Sentinel — The First Benefits AI That Knows When Not to Decide

💡 Inspiration

Every year, roughly $60 billion in U.S. public benefits goes unclaimed — not because people don't qualify, but because the system is unnavigable. About 1 in 4 eligible Americans never receive benefits they're legally owed. A single mother in Texas would have to navigate ten separate state portals (SNAP, Medicaid, CHIP, Section 8, TANF, WIC…), each governed by federal regulations she can't read, like 7 CFR 273.9(a).

The obvious instinct is "throw an LLM at it." But that's dangerous: an LLM that decides eligibility can hallucinate a regulation, invent a dollar amount, or confidently deny someone benefits they're entitled to — and the person would never know.

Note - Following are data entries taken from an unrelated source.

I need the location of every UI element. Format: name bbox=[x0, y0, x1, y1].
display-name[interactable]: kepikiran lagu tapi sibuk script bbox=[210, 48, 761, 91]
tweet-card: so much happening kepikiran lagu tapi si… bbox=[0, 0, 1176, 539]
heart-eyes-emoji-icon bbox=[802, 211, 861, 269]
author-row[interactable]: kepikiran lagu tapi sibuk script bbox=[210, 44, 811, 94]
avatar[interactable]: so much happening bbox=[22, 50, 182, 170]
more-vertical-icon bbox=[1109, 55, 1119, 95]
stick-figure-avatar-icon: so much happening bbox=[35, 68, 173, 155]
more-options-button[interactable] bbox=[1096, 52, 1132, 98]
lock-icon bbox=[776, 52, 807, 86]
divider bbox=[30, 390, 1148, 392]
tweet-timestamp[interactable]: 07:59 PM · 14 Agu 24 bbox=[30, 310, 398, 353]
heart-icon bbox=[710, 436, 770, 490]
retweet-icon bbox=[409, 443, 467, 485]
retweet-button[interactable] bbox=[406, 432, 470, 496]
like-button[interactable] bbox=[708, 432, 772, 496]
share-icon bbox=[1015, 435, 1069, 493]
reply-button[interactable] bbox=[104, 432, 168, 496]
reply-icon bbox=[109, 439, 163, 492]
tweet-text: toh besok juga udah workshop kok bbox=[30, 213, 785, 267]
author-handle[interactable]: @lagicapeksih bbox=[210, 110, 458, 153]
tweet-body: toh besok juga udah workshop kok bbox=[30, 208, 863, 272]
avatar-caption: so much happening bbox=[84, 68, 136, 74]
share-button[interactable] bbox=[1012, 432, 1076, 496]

We were inspired by a harder, more honest question:

What if the most important thing an AI can do is recognize when it shouldn't decide at all?

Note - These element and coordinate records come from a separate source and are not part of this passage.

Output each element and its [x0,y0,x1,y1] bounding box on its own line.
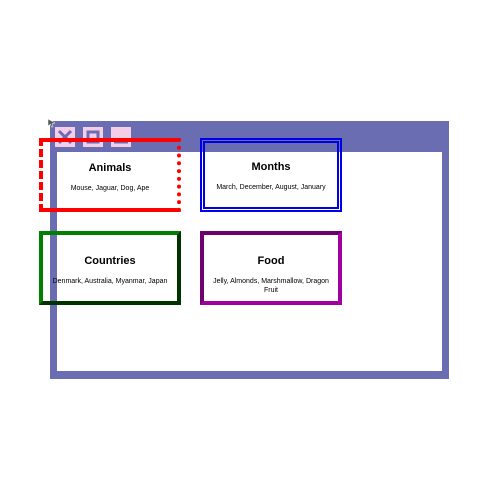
card-months[interactable]: Months March, December, August, January [200,138,342,212]
card-title: Food [257,255,285,267]
card-food[interactable]: Food Jelly, Almonds, Marshmallow, Dragon… [200,231,342,305]
card-items: March, December, August, January [216,184,326,191]
card-animals[interactable]: Animals Mouse, Jaguar, Dog, Ape [39,138,181,212]
card-items: Mouse, Jaguar, Dog, Ape [70,185,150,192]
card-title: Countries [84,255,136,267]
card-countries[interactable]: Countries Denmark, Australia, Myanmar, J… [39,231,181,305]
cursor-icon [47,118,56,128]
card-items: Denmark, Australia, Myanmar, Japan [52,278,168,285]
card-title: Animals [88,162,132,174]
card-items: Jelly, Almonds, Marshmallow, Dragon Frui… [213,278,329,294]
card-title: Months [251,161,291,173]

That became the soul of Sentinel — an AI whose climax isn't confetti, it's the moment it says "this case is too important for me to decide alone" and escalates to a human.

🧠 What it does

A citizen has a natural conversation. Behind it:

  1. A deterministic rule engine evaluates their profile against real federal rules (income vs. Federal Poverty Level, citizenship, assets) — temperature = 0, fully auditable.
  2. A confidence scorer decomposes certainty across multiple factors.
  3. An escalation engine routes low-confidence cases to human reviewers.
  4. An LLM (Groq / Llama 3.3 70B) does language only — conversational intake, plain-English explanations, translation — never the decision.
  5. Every determination is sealed into a SHA-256 tamper-evident audit record.

🏗️ How we built it

Architecture — the LLM touches language, never decisions:

$$ \text{verdict} = \text{RuleEngine}(\text{profile}, \text{rules}) \quad ; \quad \text{explanation} = \text{LLM}(\text{verdict}) $$

The decision is deterministic and reproducible; the LLM only narrates it. This separation is the entire product in one line.

Stack:

  • Frontend — Next.js 15, TypeScript, Tailwind, Framer Motion
  • Engine — Python: a typed rule engine with FPL math, e.g. SNAP eligibility is

$$ \text{income} \le 1.30 \times \text{FPL}(n), \qquad \text{FPL}(n) = 15060 + 5380\,(n-1) $$

  • AI — Groq (OpenAI-compatible) for intake + explanations; the LLM is given the verdict as input and forbidden from contradicting it
  • Backend — FastAPI + SQLAlchemy, JWT auth, RBAC
  • Confidence — a weighted multi-factor score:

$$ C = \sum_i w_i f_i - \sum_j p_j, \qquad \text{escalate if } C < 0.60 $$

📚 What we learned

  • Determinism is a feature, not a limitation. For benefits, "same input → same verdict, always" is what makes the system trustworthy and legally defensible. We learned to be proud of the rule engine, not embarrassed by it.
  • The hardest engineering is at the seams. The rule data and the engine existed; the adapter that converts knowledge-graph rules into the engine's typed expression trees (with live FPL thresholds) was the piece that made it actually run end-to-end.
  • Honest UX beats impressive UX. Showing a 68%-confidence case escalate to a human is more powerful than any confidence-100% animation.
  • Free-tier reality forces good architecture. Constraints pushed us toward lazy-loading, client-side determinism, and keeping the LLM key server-side.

🧗 Challenges we faced

  • Keeping the LLM in its lane. Preventing the model from deciding — only explaining — required strict prompt contracts and a deterministic fallback so the system never fails open.
  • The rule-adapter integration. Mapping pct_fpl income limits, net-vs-gross deductions, and citizenship lists into a typed expression tree without breaking the engine's audit trail.
  • Memory on a 512 MB free tier. We traced runtime imports and proved the REST path never needs LangChain/LangGraph, then stripped them — cutting the image from ~2 GB to a few hundred MB so it could even boot.
  • Reliability under demo pressure. We made the demo and core eligibility check fully client-side and deterministic — they cannot go down, even if the network does.

🎯 Why it matters

Most "AI for benefits" optimizes for answering. Sentinel optimizes for knowing when uncertainty is dangerous. The rule engine decides, the LLM explains, and humans hold the cases that matter.

Trust isn't a feature here — it's the architecture.